-
Notifications
You must be signed in to change notification settings - Fork 341
Description
We use git lfs to track various binary files in the repository. However, this is not a fool-proof way to prevent unwanted (e.g., large) binary files from being added, because:
- Someone could git commit a binary file without git lfs installed
- Even if someone has git lfs installed, they could commit a binary file whose extension isn't currently tracked by git lfs (according to the .gitattributes file in the top level of the repository)
We currently rely on a PR review to pick up any such issues, but this also isn't fool-proof because:
- The reviewer could overlook an added binary file hidden in a large PR
- If the PR author committed but later deleted a binary file, this would not show up in the PR review
So I feel it would be helpful to add a check to catch these binary files and prevent them from being added to the repository. Even a single accidental addition of a large binary file could bloat the repository forever, and it's very difficult to recover from this situation once an offending commit has been merged to the main (master) branch.
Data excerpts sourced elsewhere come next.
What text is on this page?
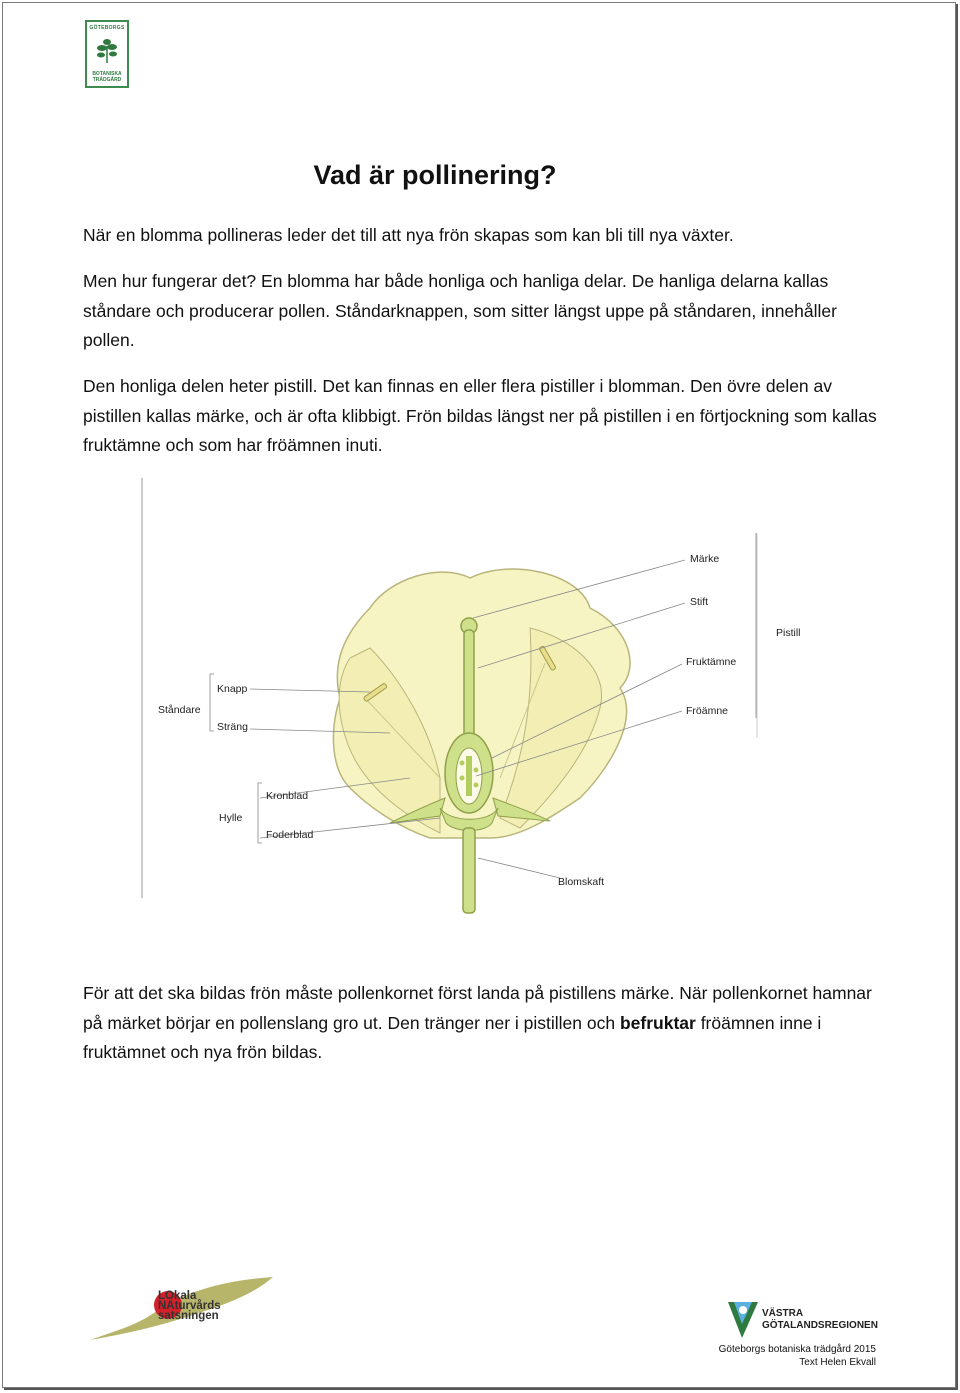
GÖTEBORGS
BOTANISKA TRÄDGÅRD
Vad är pollinering?

När en blomma pollineras leder det till att nya frön skapas som kan bli till nya växter.

Men hur fungerar det? En blomma har både honliga och hanliga delar. De hanliga delarna kallas ståndare och producerar pollen. Ståndarknappen, som sitter längst uppe på ståndaren, innehåller pollen.

Den honliga delen heter pistill. Det kan finnas en eller flera pistiller i blomman. Den övre delen av pistillen kallas märke, och är ofta klibbigt. Frön bildas längst ner på pistillen i en förtjockning som kallas fruktämne och som har fröämnen inuti.

Märke
Stift
Pistill
Fruktämne
Fröämne
Knapp
Ståndare
Sträng
Kronblad
Hylle
Foderblad
Blomskaft

För att det ska bildas frön måste pollenkornet först landa på pistillens märke. När pollenkornet hamnar på märket börjar en pollenslang gro ut. Den tränger ner i pistillen och befruktar fröämnen inne i fruktämnet och nya frön bildas.

LOkala
NAturvårds
satsningen	VÄSTRA
GÖTALANDSREGIONEN
Göteborgs botaniska trädgård 2015
Text Helen Ekvall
I can imagine two ways of doing this:
- Via a GitHub check that runs on every Pull Request, as long as this can be set up to check all commits in the PR, not just the final diff. This is probably the ideal solution.
- Advantages
- Easy, once it's installed
- Catches issues early
- Disadvantages
- Wouldn't catch problems in commits that don't go through PRs
- May be harder to set up
- Via a pre-commit hook, if this can be set up to check all merge commits to master (so that problems are caught when merging a problematic branch to master)
- Advantages
- May be easier to create a check this way
- Would catch problems that don't go through PRs
- Disadvantages
- Requires all integrators (those with push permission to our main branches) to install the necessary pre-commit hook in whatever repository they use for doing merges to master.
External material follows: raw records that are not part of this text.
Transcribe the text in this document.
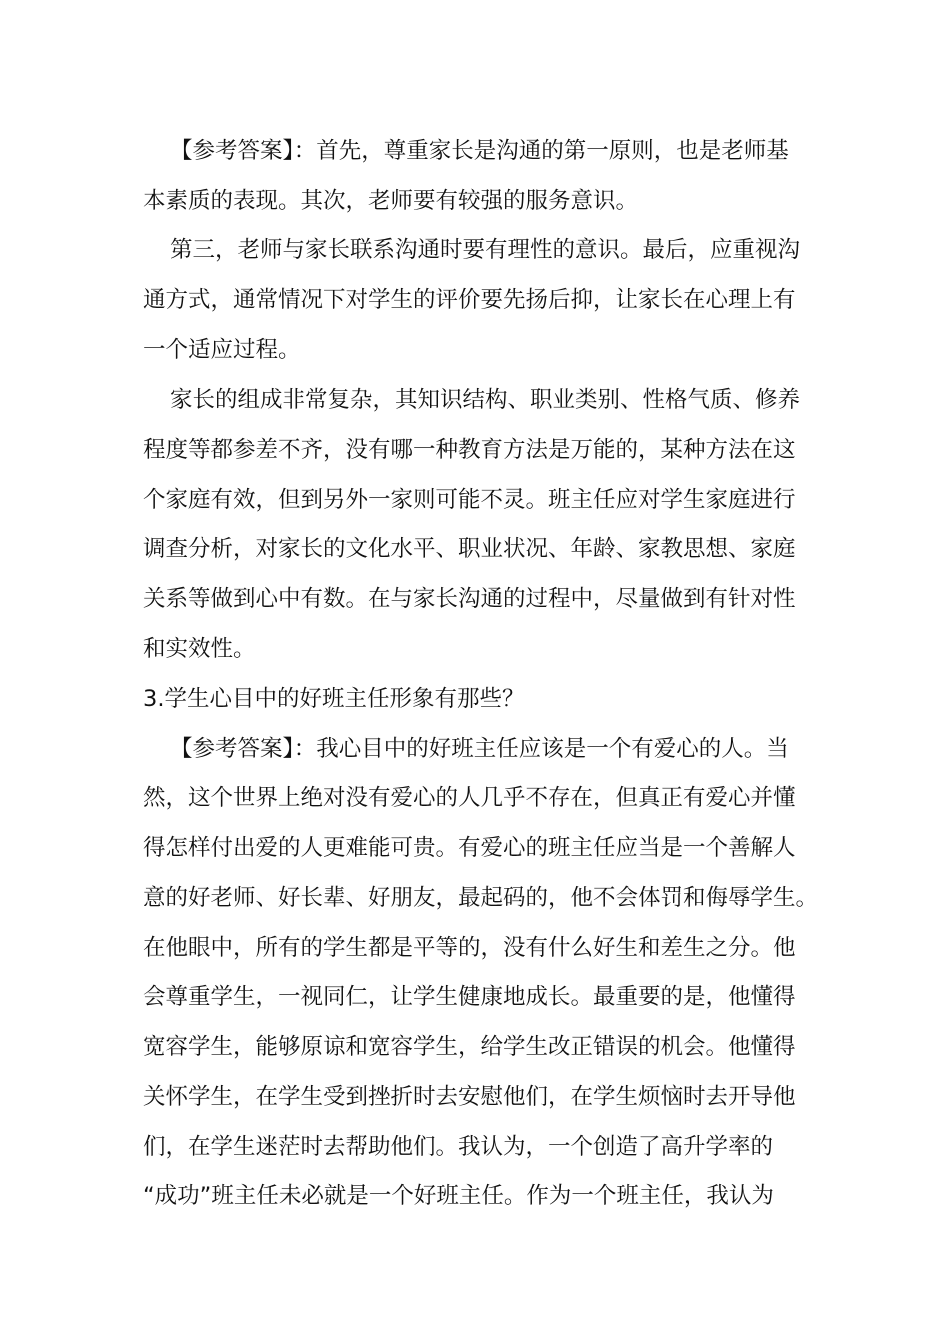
【参考答案】：首先，尊重家长是沟通的第一原则，也是老师基
本素质的表现。其次，老师要有较强的服务意识。
第三，老师与家长联系沟通时要有理性的意识。最后，应重视沟
通方式，通常情况下对学生的评价要先扬后抑，让家长在心理上有
一个适应过程。
家长的组成非常复杂，其知识结构、职业类别、性格气质、修养
程度等都参差不齐，没有哪一种教育方法是万能的，某种方法在这
个家庭有效，但到另外一家则可能不灵。班主任应对学生家庭进行
调查分析，对家长的文化水平、职业状况、年龄、家教思想、家庭
关系等做到心中有数。在与家长沟通的过程中，尽量做到有针对性
和实效性。
3.学生心目中的好班主任形象有那些？
【参考答案】：我心目中的好班主任应该是一个有爱心的人。当
然，这个世界上绝对没有爱心的人几乎不存在，但真正有爱心并懂
得怎样付出爱的人更难能可贵。有爱心的班主任应当是一个善解人
意的好老师、好长辈、好朋友，最起码的，他不会体罚和侮辱学生。
在他眼中，所有的学生都是平等的，没有什么好生和差生之分。他
会尊重学生，一视同仁，让学生健康地成长。最重要的是，他懂得
宽容学生，能够原谅和宽容学生，给学生改正错误的机会。他懂得
关怀学生，在学生受到挫折时去安慰他们，在学生烦恼时去开导他
们，在学生迷茫时去帮助他们。我认为，一个创造了高升学率的
“成功”班主任未必就是一个好班主任。作为一个班主任，我认为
- I'm not sure if we could set this up to catch binaries that were added then later deleted, during a merge commit. i.e., if a collaborator added then deleted a binary file on their branch, then we merge it to master, then a pre-commit hook installed in our repository might not catch it in that merge. (Catching this might require that the original collaborator had the pre-commit hook installed, which I don't see as a reasonable solution.)
The closest off-the-shelf solution I found for (1) from a bit of searching is this GitHub action to catch large files https://github.com/marketplace/actions/lfs-warning. Ideally I would like the check to be based on whether it's a binary file, and not its file size, because we have some large source code files and I'd like to ensure that pretty much all binary files are tracked via git lfs. But this could be a reasonable fall-back solution, or maybe we could adapt that to check for whether a file is a binary file instead of or in addition to the size check.
Here are some other (partial?) solutions I found that seem at least close to one of these solutions:
- https://medium.com/@lorenzen.jacob/checking-git-repository-for-binaries-e18d912f9fd7
- https://github.com/michaelgwelch/lfs-check
- https://stackoverflow.com/questions/20226132/is-there-a-git-hook-which-can-prevent-binary-check-ins
- https://github.com/avar/pre-receive-reject-binaries
- https://github.com/patrickvacek/git-reject-binaries-and-large-files/blob/master/pre-receive
Here's some discussion of a similar idea, making sure that all files that should be tracked by git lfs are: git-lfs/git-lfs#2824
I should note that manage_externals has some small binary files (git repos used for its testing), so we'd either want to (a) ignore very small binary files, and/or (b) implement this check in a way that it's possibly to bypass it.